Compute nodes are almost always considered as replaceable, with little or no customization for any particular node. Using the Aspen utilities, Rocks, or Perceus / Warewulf, it is possible to define a particular group of nodes (a group could be one node) which have some unique properties, such as an extra external network connection, a different processor architecture, or a different software build, which can then be used for different functions you might need for your cluster.
These nodes are considered unique recovery targets. If you are using Aspen utilities, these nodes are backed up as a unique image which is tied to that particular node or nodes, just as a storage or fail-over master node is itself a unique image. In a Perceus / Warewulf system, another image of these nodes are kept on the master node, and in Rocks a separate class of node is created, which has its own unique properties.

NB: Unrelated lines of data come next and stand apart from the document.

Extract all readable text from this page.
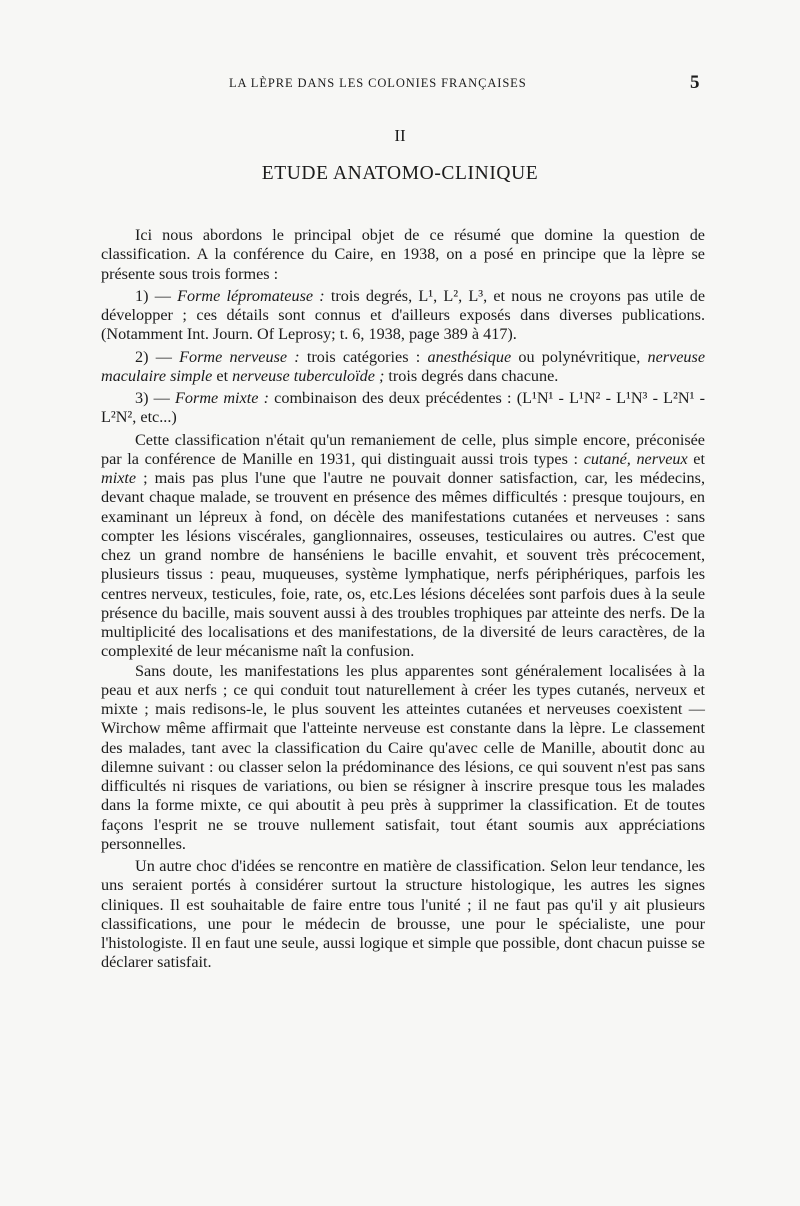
LA LÈPRE DANS LES COLONIES FRANÇAISES	5
II
ETUDE ANATOMO-CLINIQUE

Ici nous abordons le principal objet de ce résumé que domine la question de classification. A la conférence du Caire, en 1938, on a posé en principe que la lèpre se présente sous trois formes :

1) — Forme lépromateuse : trois degrés, L¹, L², L³, et nous ne croyons pas utile de développer ; ces détails sont connus et d'ailleurs exposés dans diverses publications. (Notamment Int. Journ. Of Leprosy; t. 6, 1938, page 389 à 417).

2) — Forme nerveuse : trois catégories : anesthésique ou polynévritique, nerveuse maculaire simple et nerveuse tuberculoïde ; trois degrés dans chacune.

3) — Forme mixte : combinaison des deux précédentes : (L¹N¹ - L¹N² - L¹N³ - L²N¹ - L²N², etc...)

Cette classification n'était qu'un remaniement de celle, plus simple encore, préconisée par la conférence de Manille en 1931, qui distinguait aussi trois types : cutané, nerveux et mixte ; mais pas plus l'une que l'autre ne pouvait donner satisfaction, car, les médecins, devant chaque malade, se trouvent en présence des mêmes difficultés : presque toujours, en examinant un lépreux à fond, on décèle des manifestations cutanées et nerveuses : sans compter les lésions viscérales, ganglionnaires, osseuses, testiculaires ou autres. C'est que chez un grand nombre de hanséniens le bacille envahit, et souvent très précocement, plusieurs tissus : peau, muqueuses, système lymphatique, nerfs périphériques, parfois les centres nerveux, testicules, foie, rate, os, etc.Les lésions décelées sont parfois dues à la seule présence du bacille, mais souvent aussi à des troubles trophiques par atteinte des nerfs. De la multiplicité des localisations et des manifestations, de la diversité de leurs caractères, de la complexité de leur mécanisme naît la confusion.

Sans doute, les manifestations les plus apparentes sont généralement localisées à la peau et aux nerfs ; ce qui conduit tout naturellement à créer les types cutanés, nerveux et mixte ; mais redisons-le, le plus souvent les atteintes cutanées et nerveuses coexistent — Wirchow même affirmait que l'atteinte nerveuse est constante dans la lèpre. Le classement des malades, tant avec la classification du Caire qu'avec celle de Manille, aboutit donc au dilemne suivant : ou classer selon la prédominance des lésions, ce qui souvent n'est pas sans difficultés ni risques de variations, ou bien se résigner à inscrire presque tous les malades dans la forme mixte, ce qui aboutit à peu près à supprimer la classification. Et de toutes façons l'esprit ne se trouve nullement satisfait, tout étant soumis aux appréciations personnelles.

Un autre choc d'idées se rencontre en matière de classification. Selon leur tendance, les uns seraient portés à considérer surtout la structure histologique, les autres les signes cliniques. Il est souhaitable de faire entre tous l'unité ; il ne faut pas qu'il y ait plusieurs classifications, une pour le médecin de brousse, une pour le spécialiste, une pour l'histologiste. Il en faut une seule, aussi logique et simple que possible, dont chacun puisse se déclarer satisfait.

This does not preclude another node of similar hardware configuration being used as a replacement for that node should it fail, although some physical intervention might be required. For instance, lets say that an external network as well as a SAN connection is attached to node1, and node1 fails. These connections could be serviced by node2 if;
- the external Ethernet connection on node1 is moved to node2
- node2 contains a fiber channel card identical to node1 or,
- the node1 fiber channel card is moved to node2
- node2 is re-imaged with a current node1 image
If you are going to utilize any of your compute nodes in unique hardware configurations for mission critical tasks, Aspen recommends that you configure more than one node with that exact configuration in order to facilitate fail-over in the case of node failure. In the above example, adding a fiber channel card to node2 and attaching another external Ethernet connection to it, even though neither is actually configured up during normal operation, would allow node1 functionality to be returned to the cluster in as little as 5 minutes. An even better option is to place this functionality on the master or another front end node which itself is set up for high availability fail-over.
It is possible to utilize the same software build, and image, on nodes of different clock speeds and memory configurations with no modification. Nodes of different chip architectures will require different images to accommodate different hardware drivers and to take advantage of specific processor performance attributes.
Your nodes memory configurations should be based on your applications memory requirements. Many customers have some additional applications that require more memory per core than might be economical, but do not run many instances of this application compared to other code(s) they run. In this case, configuring a single or several nodes with more memory to accommodate these requirements is more economical, and you may utilize your scheduler or other utilities to route that particular application to that node or set of nodes.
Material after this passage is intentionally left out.